Ha composto le musiche per film di Pier Paolo Pasolini, Sergio Leone, Dario Argento (solo per citarne alcuni) e ora è candidato all’Oscar per il suo primo film con Quentin Tarantino The Hateful Eight. Ennio Morricone ha raccontato in un’intervista al quotidiano “la Repubblica” il suo rapporto con il cinema e con i registi.
Parla, ad esempio, del confronto con Pasolini:
«Arrivò da me per Uccellacci e uccellini, il film con Totò. Mi diede una lista di brani da inserire e io gli dissi: mi diverto ancora a scrivere la mia musica, è venuto dalla persona sbagliata!

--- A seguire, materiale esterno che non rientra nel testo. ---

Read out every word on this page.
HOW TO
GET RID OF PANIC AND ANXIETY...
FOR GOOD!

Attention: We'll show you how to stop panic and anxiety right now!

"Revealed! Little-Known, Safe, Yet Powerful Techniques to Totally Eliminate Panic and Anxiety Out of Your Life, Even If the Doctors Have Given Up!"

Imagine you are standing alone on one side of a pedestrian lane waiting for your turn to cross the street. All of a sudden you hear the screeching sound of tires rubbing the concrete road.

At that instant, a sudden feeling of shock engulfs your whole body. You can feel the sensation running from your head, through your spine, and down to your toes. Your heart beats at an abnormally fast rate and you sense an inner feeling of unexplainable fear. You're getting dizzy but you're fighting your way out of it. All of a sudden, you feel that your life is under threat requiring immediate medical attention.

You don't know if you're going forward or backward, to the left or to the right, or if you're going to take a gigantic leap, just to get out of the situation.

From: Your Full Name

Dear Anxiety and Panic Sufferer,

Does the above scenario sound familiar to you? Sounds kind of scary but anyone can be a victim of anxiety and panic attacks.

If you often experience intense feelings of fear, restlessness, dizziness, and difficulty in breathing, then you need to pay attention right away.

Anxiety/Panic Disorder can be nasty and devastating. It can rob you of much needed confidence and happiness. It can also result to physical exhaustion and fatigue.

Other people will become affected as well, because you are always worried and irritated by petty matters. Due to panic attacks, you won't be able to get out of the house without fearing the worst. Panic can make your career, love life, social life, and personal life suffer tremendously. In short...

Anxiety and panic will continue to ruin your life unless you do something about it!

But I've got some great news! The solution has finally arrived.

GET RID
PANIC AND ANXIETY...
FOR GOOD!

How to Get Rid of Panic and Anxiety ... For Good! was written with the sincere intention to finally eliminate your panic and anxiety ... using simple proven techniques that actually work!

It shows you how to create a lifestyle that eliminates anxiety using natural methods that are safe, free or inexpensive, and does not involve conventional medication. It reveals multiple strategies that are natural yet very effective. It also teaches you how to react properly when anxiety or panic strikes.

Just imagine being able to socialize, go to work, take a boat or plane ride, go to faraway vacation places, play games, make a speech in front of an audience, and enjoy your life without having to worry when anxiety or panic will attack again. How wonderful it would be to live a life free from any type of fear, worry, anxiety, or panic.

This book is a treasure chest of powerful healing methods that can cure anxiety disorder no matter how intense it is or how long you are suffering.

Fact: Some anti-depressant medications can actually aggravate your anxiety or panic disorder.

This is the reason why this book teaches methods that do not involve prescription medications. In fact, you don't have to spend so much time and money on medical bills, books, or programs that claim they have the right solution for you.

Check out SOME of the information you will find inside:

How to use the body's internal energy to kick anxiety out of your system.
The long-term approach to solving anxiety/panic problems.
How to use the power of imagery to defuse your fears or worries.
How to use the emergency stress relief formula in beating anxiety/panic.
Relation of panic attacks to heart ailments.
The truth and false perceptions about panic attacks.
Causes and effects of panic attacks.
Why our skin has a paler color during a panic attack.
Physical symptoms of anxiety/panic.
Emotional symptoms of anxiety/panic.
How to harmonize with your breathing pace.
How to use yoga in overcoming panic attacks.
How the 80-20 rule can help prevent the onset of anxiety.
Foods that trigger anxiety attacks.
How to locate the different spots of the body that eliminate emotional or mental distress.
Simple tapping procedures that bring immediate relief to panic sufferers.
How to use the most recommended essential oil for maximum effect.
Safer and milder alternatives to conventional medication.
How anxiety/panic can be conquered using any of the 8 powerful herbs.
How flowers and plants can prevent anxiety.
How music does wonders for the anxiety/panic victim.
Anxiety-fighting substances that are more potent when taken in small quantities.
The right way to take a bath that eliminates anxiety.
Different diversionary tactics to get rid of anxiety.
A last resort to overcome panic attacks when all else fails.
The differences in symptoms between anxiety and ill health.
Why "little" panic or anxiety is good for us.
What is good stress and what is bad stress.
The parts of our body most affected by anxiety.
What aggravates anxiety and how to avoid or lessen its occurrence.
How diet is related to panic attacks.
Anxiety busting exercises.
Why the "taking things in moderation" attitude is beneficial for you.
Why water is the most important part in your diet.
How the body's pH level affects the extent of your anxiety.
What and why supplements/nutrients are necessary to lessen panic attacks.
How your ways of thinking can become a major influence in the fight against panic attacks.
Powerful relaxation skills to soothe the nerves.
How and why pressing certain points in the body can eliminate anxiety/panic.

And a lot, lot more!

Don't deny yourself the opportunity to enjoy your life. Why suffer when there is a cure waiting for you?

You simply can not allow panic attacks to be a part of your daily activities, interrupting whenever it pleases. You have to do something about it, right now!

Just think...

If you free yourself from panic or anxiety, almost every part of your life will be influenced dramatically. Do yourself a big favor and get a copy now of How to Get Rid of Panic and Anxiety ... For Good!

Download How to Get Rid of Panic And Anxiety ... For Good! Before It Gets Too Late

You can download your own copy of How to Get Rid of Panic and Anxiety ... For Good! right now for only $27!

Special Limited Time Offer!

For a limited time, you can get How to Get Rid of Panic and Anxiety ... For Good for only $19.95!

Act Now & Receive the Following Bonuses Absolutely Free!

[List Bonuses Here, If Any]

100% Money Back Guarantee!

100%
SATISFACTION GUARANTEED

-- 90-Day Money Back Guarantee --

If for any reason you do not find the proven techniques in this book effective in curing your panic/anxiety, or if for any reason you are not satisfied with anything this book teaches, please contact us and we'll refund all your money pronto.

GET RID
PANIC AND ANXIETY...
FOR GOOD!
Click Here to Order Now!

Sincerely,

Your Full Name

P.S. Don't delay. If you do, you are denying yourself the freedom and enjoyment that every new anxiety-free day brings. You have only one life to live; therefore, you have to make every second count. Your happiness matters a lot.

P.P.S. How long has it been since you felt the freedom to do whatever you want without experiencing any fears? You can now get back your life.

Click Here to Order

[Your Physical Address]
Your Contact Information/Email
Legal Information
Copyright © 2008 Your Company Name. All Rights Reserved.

Poi mi lasciò libero di comporre. Abbiamo fatto insieme cinque film. Però voleva che ci mettessi, per questioni scaramantiche, una musica persistente. In Uccellacci e uccellini fu il tema di un’opera di Mozart, e lo inclusi eseguito da un’ocarina. Gli bastava che ci fosse. In Teorema, sempre per superstizione, volle il Requiem mozartiano e io ne misi una citazione nascosta nelle dissonanze».
Poi parla degli altri registi con cui si è trovato a lavorare.

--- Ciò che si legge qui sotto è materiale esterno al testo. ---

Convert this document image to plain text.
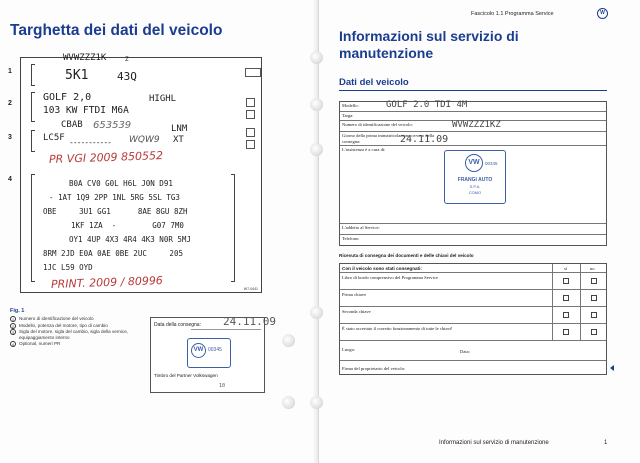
Targhetta dei dati del veicolo
1
2
3
4
WVWZZZ1K	Z
5K1	43Q
GOLF 2,0	HIGHL
103 KW FTDI M6A
CBAB 653539	LNM
LC5F ----------- WQW9 XT
PR VGI 2009 850552
B0A CV0 G0L H6L J0N D91
- 1AT 1Q9 2PP 1NL 5RG 5SL TG3
OBE     3U1 GG1      8AE 8GU 8ZH
1KF 1ZA  -        G07 7M0
OY1 4UP 4X3 4R4 4K3 N0R 5MJ
8RM 2JD E0A 0AE 0BE 2UC     205
1JC L59 OYD
PRINT. 2009 / 80996	W7-0441
Fig. 1
1	Numero di identificazione del veicolo
2	Modello, potenza del motore, tipo di cambio
3	Sigla del motore, sigla del cambio, sigla della vernice, equipaggiamento interno
4	Optional, numeri PR
Data della consegna: 24.11.09
VW 00345
Timbro del Partner Volkswagen
10
Fascicolo 1.1 Programma Service	W
Informazioni sul servizio di manutenzione
Dati del veicolo
Modello:	GOLF 2.0 TDI 4M
Targa:
Numero di identificazione del veicolo:	WVWZZZ1KZ
Giorno della prima immatricolazione ovvero della consegna:	24.11.09
L'assistenza è a cura di:
VW	00345
FRANGI AUTO
S.P.A.
COMO
L'addetto al Service:
Telefono:
Ricevuta di consegna dei documenti e delle chiavi del veicolo
Con il veicolo sono stati consegnati:	sì	no
Libro di bordo comprensivo del Programma Service
Prima chiave
Seconda chiave
È stato accertato il corretto funzionamento di tutte le chiavi!
Luogo:	Data:
Firma del proprietario del veicolo:
Informazioni sul servizio di manutenzione	1
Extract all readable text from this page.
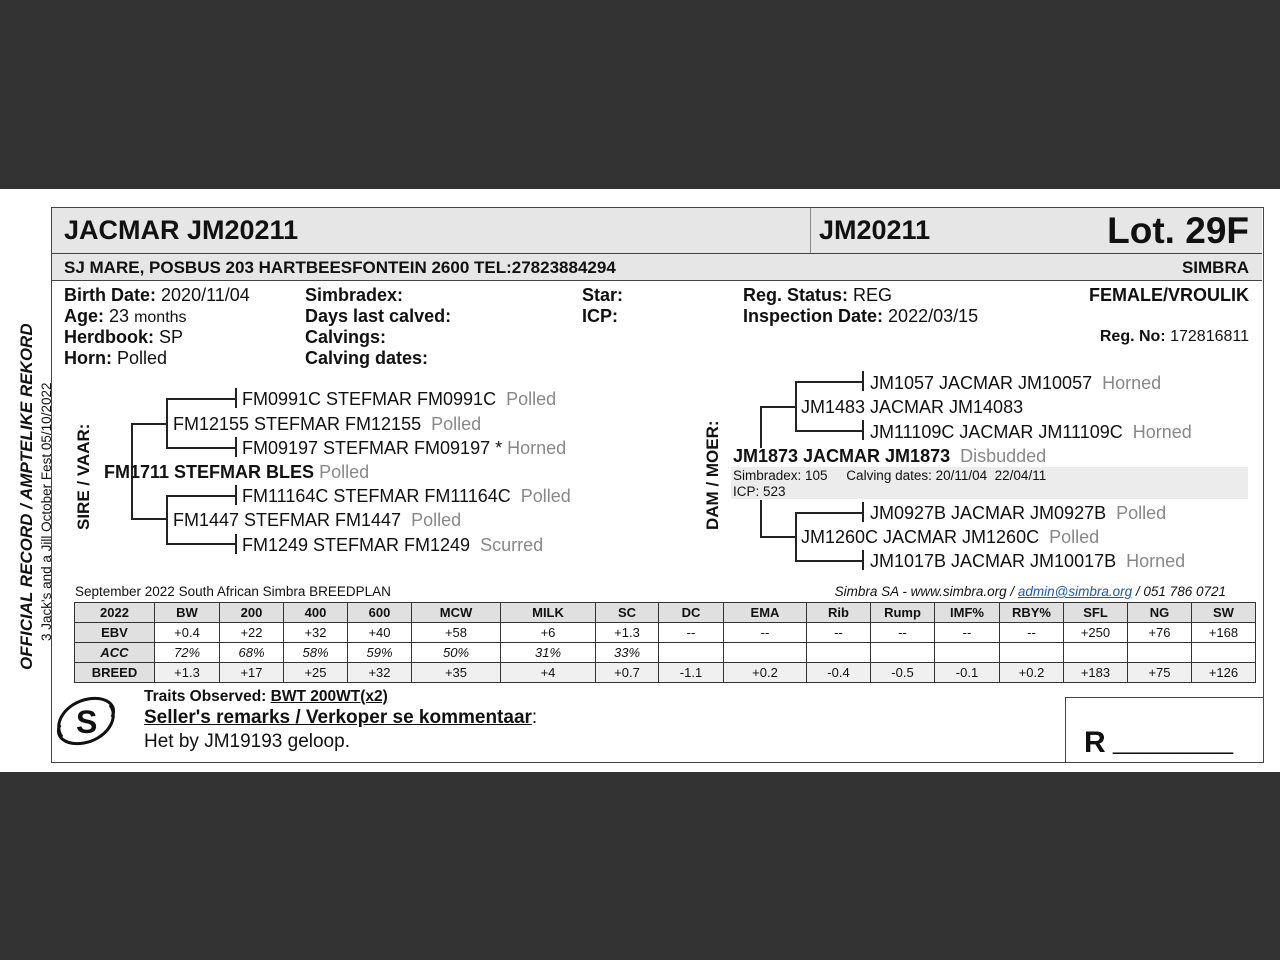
JACMAR JM20211	JM20211	Lot. 29F
SJ MARE, POSBUS 203 HARTBEESFONTEIN 2600 TEL:27823884294	SIMBRA
Birth Date: 2020/11/04
Age: 23 months
Herdbook: SP
Horn: Polled
Simbradex:
Days last calved:
Calvings:
Calving dates:
Star:
ICP:
Reg. Status: REG
Inspection Date: 2022/03/15
FEMALE/VROULIK
Reg. No: 172816811
OFFICIAL RECORD / AMPTELIKE REKORD 3 Jack's and a Jill October Fest 05/10/2022 SIRE / VAAR:
FM0991C STEFMAR FM0991C Polled
FM12155 STEFMAR FM12155 Polled
FM09197 STEFMAR FM09197 * Horned
FM1711 STEFMAR BLES Polled
FM11164C STEFMAR FM11164C Polled
FM1447 STEFMAR FM1447 Polled
FM1249 STEFMAR FM1249 Scurred
DAM / MOER:
JM1057 JACMAR JM10057 Horned
JM1483 JACMAR JM14083
JM11109C JACMAR JM11109C Horned
JM1873 JACMAR JM1873 Disbudded
Simbradex: 105     Calving dates: 20/11/04  22/04/11
ICP: 523
JM0927B JACMAR JM0927B Polled
JM1260C JACMAR JM1260C Polled
JM1017B JACMAR JM10017B Horned
September 2022 South African Simbra BREEDPLAN	Simbra SA - www.simbra.org / admin@simbra.org / 051 786 0721
2022	BW	200	400	600	MCW	MILK	SC	DC	EMA	Rib	Rump	IMF%	RBY%	SFL	NG	SW
EBV	+0.4	+22	+32	+40	+58	+6	+1.3	--	--	--	--	--	--	+250	+76	+168
ACC	72%	68%	58%	59%	50%	31%	33%									
BREED	+1.3	+17	+25	+32	+35	+4	+0.7	-1.1	+0.2	-0.4	-0.5	-0.1	+0.2	+183	+75	+126
S
Traits Observed: BWT 200WT(x2)
Seller's remarks / Verkoper se kommentaar:
Het by JM19193 geloop.	R _________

Come procede di volta in volta con i registi?
La musica dev’essere autonoma e acquisire importanza di per sé, senza confondersi con il resto. D’altra parte l’orecchio umano, per sua natura, non può ascoltare due segnali diversi, cioè il dialogo e la musica, oppure la musica e i rumori. Ho cercato sempre di comunicare ai registi questa mia convinzione. Di solito lavoro sull’idea narrativa e poi scrivo, e al regista spiego quella che sarà la strumentazione, per quanto mi è possibile. Ma tutto dipende dal mio rapporto con lui. Con Tornatore, per esempio, ho fatto dodici film, e dunque con lui c’è una particolare intesa e so già cosa vuole. Così come lo sapevo con Montaldo e Bolognini. Se hai familiarità con uno stile cinematografico, la sintonia scatta dall’inizio, mentre il primo film con un regista di solito è complicato.

Ennio Morricone
Ennio Morricone

Come infatti complicato è stato l’approccio con Tarantino: la difficoltà è stata nel fatto che non si conoscevano e che non parlava l’inglese, ha raccontato a “la Repubblica”. Continua poi:

Di solito i registi le impongono indicazioni precise? 
Sono più tranquillo se il regista mi lascia fare ed evita di darmi consigli. Mi è anche capitato di registrare tutta la musica prima delle riprese: lo feci per C’era una volta in America. Volevo che Sergio Leone s’innamorasse subito della colonna sonora, e lui la usò sul set, mentre girava. A volte invece è il regista a scegliere tra cose diverse. […]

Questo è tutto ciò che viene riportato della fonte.